HARDENING Windows Systems
by Roberta Bragg

McGraw-Hill Osborne 2004.
ISBN 0-07-225354-1. Appendix, index, $39.99

Reviewed by  Bob Bruen   July 18, 2004 

Microsoft Windows administrators and users can use all the help they can get, especially for security. It seems to me that you can break down MS security into two parts: one is the day-to-day issues around security breeches, attacks, and patching, and the other is hardening systems. If you have neither under control there is little you can do to make your life bearable. If your systems are hardened properly, then there will be fewer fires to put out so that you can concentrate on finding a replacement for Internet Explorer.

A network of hardened Windows PCs and servers can reduce the level of attacks from the outside, possibly even from the inside. It also stands to reason that this environment would benefit from a better managed network because of what must be done to harden all of it.

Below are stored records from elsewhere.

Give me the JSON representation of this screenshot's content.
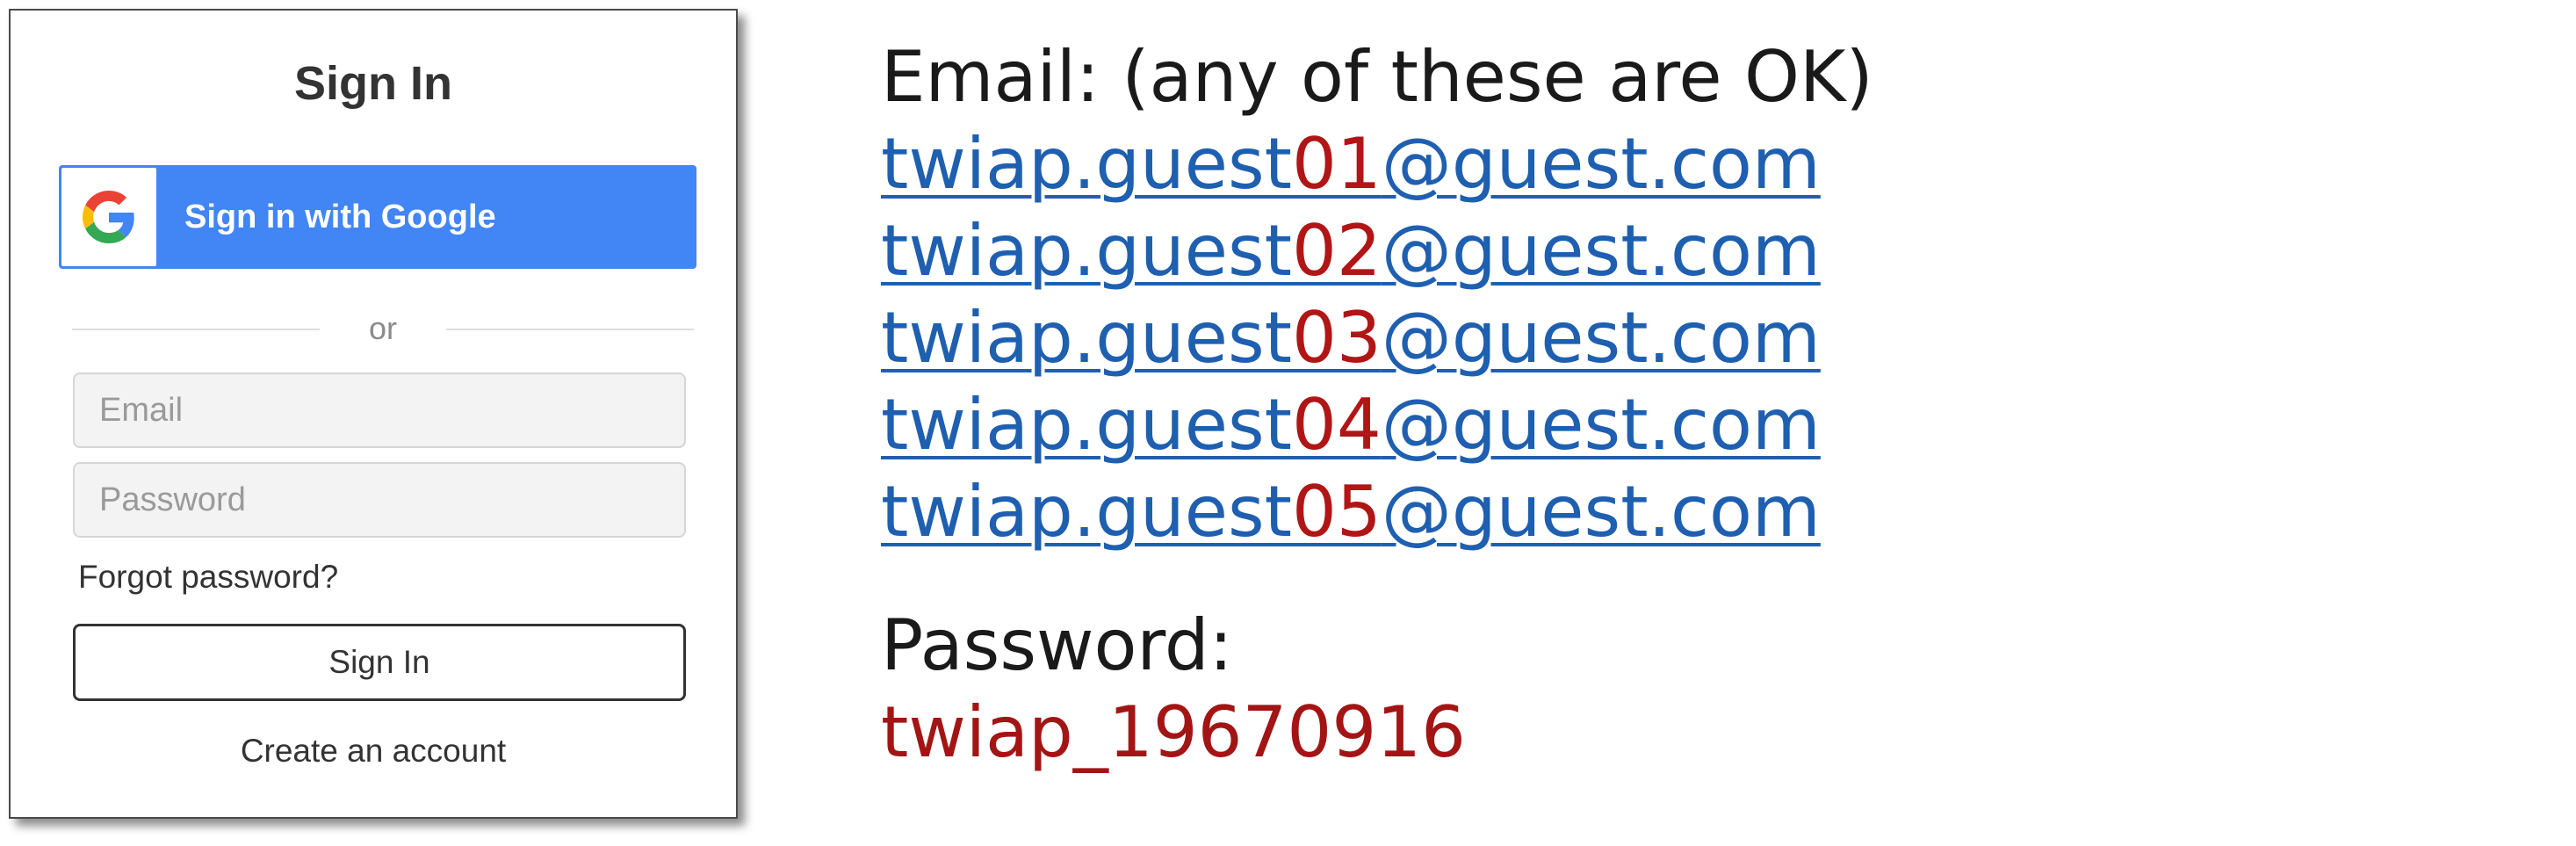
{
  "signin_card": {
    "title": "Sign In",
    "google_button_label": "Sign in with Google",
    "divider_text": "or",
    "email_placeholder": "Email",
    "password_placeholder": "Password",
    "forgot_password": "Forgot password?",
    "signin_button": "Sign In",
    "create_account": "Create an account",
    "google_colors": {
      "blue": "#4285F4",
      "red": "#EA4335",
      "yellow": "#FBBC05",
      "green": "#34A853"
    }
  },
  "credentials": {
    "email_heading": "Email: (any of these are OK)",
    "emails": [
      {
        "prefix": "twiap.guest",
        "number": "01",
        "suffix": "@guest.com"
      },
      {
        "prefix": "twiap.guest",
        "number": "02",
        "suffix": "@guest.com"
      },
      {
        "prefix": "twiap.guest",
        "number": "03",
        "suffix": "@guest.com"
      },
      {
        "prefix": "twiap.guest",
        "number": "04",
        "suffix": "@guest.com"
      },
      {
        "prefix": "twiap.guest",
        "number": "05",
        "suffix": "@guest.com"
      }
    ],
    "password_heading": "Password:",
    "password_value": "twiap_19670916"
  },
  "colors": {
    "link": "#1f5fb0",
    "highlight_red": "#b01616",
    "google_button": "#4285f4"
  }
}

What is hardening? Naturally, there is more than one definition, but in general, one tightens control using policies which affect authorization, authentication and permissions. Nothing happens by default. You only give out permission after thinking about it, something like "deny all" to everyone, then "allow" with justification. Shut off everything, then only turn on that which must be turned on. It is not unlike locking every single door, window and access point in your house, then unlocking only those that need to be. It is quite common for users to take all the defaults when their new system gets turned on making for instant vulnerability. A major problem is trying to figure out where all those details are that need to be turned off, without making the system unusable.

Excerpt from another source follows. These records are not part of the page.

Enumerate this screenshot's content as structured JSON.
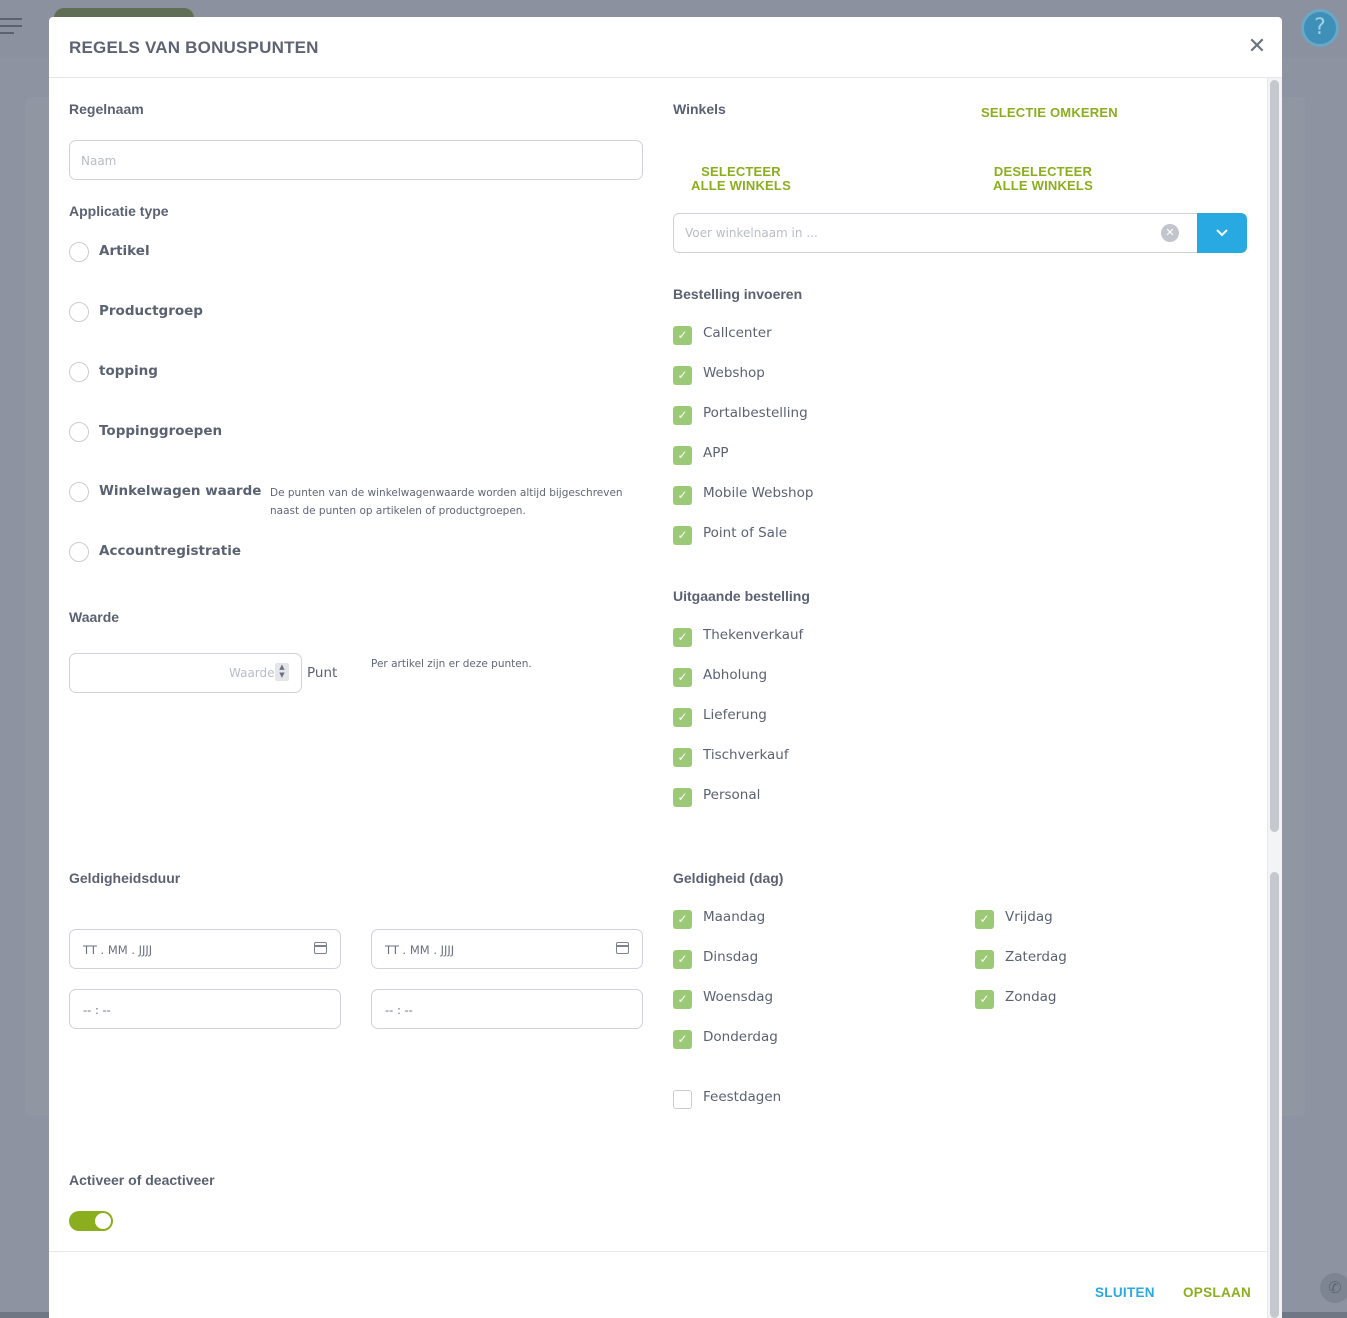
{
  "modal": {
    "title": "REGELS VAN BONUSPUNTEN",
    "close_icon": "close-icon"
  },
  "left": {
    "rule_name_label": "Regelnaam",
    "rule_name_placeholder": "Naam",
    "app_type_label": "Applicatie type",
    "app_type_options": [
      "Artikel",
      "Productgroep",
      "topping",
      "Toppinggroepen",
      "Winkelwagen waarde",
      "Accountregistratie"
    ],
    "cart_value_note": "De punten van de winkelwagenwaarde worden altijd bijgeschreven naast de punten op artikelen of productgroepen.",
    "value_label": "Waarde",
    "value_placeholder": "Waarde",
    "value_unit": "Punt",
    "value_note": "Per artikel zijn er deze punten.",
    "validity_label": "Geldigheidsduur",
    "date_from_placeholder": "TT . MM . JJJJ",
    "date_to_placeholder": "TT . MM . JJJJ",
    "time_from_placeholder": "-- : --",
    "time_to_placeholder": "-- : --",
    "activate_label": "Activeer of deactiveer",
    "active": true
  },
  "right": {
    "stores_label": "Winkels",
    "invert_selection": "SELECTIE OMKEREN",
    "select_all_line1": "SELECTEER",
    "select_all_line2": "ALLE WINKELS",
    "deselect_all_line1": "DESELECTEER",
    "deselect_all_line2": "ALLE WINKELS",
    "store_search_placeholder": "Voer winkelnaam in ...",
    "order_input_label": "Bestelling invoeren",
    "order_input_options": [
      "Callcenter",
      "Webshop",
      "Portalbestelling",
      "APP",
      "Mobile Webshop",
      "Point of Sale"
    ],
    "outgoing_label": "Uitgaande bestelling",
    "outgoing_options": [
      "Thekenverkauf",
      "Abholung",
      "Lieferung",
      "Tischverkauf",
      "Personal"
    ],
    "validity_day_label": "Geldigheid (dag)",
    "days_col1": [
      "Maandag",
      "Dinsdag",
      "Woensdag",
      "Donderdag"
    ],
    "days_col2": [
      "Vrijdag",
      "Zaterdag",
      "Zondag"
    ],
    "holidays": "Feestdagen"
  },
  "footer": {
    "close": "SLUITEN",
    "save": "OPSLAAN"
  },
  "colors": {
    "accent_green": "#8bae1f",
    "check_green": "#9cc976",
    "blue": "#28a9e1"
  }
}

This is where Hardening Windows comes in. Bragg starts out with the requisite password policy problem. Since Windows still owns the desktop, it is more likely that Windows users will need more reminding about this problem, which is exacerbated by the earlier Windows versions that permitted blank passwords and the ability to click cancel. More interesting is the explanation of how policies work for users, groups, domains, etc. Having watched knowledgeable Windows admins suffer trying to make policies work properly for long periods of time, I can appreciate the help. She has posted warnings in appropriate places where a click causes unintended behavior. It is also helpful to see what Microsoft actually meant when you see one of their policies' settings.

The book is full of little tips, like "do not show the last user name in the login box." The book also has detailed registry settings for application access control. This range of detail is a sign of the thoroughness of the book. I liked the list of services that are candidates for disabling, even though it was six pages in length. Securing Windows seems to be a better way to learn about Windows than those many other books of screen shots. Hardening Windows is a must for anyone administering a Windows environment. It is well written, helpful and priced right.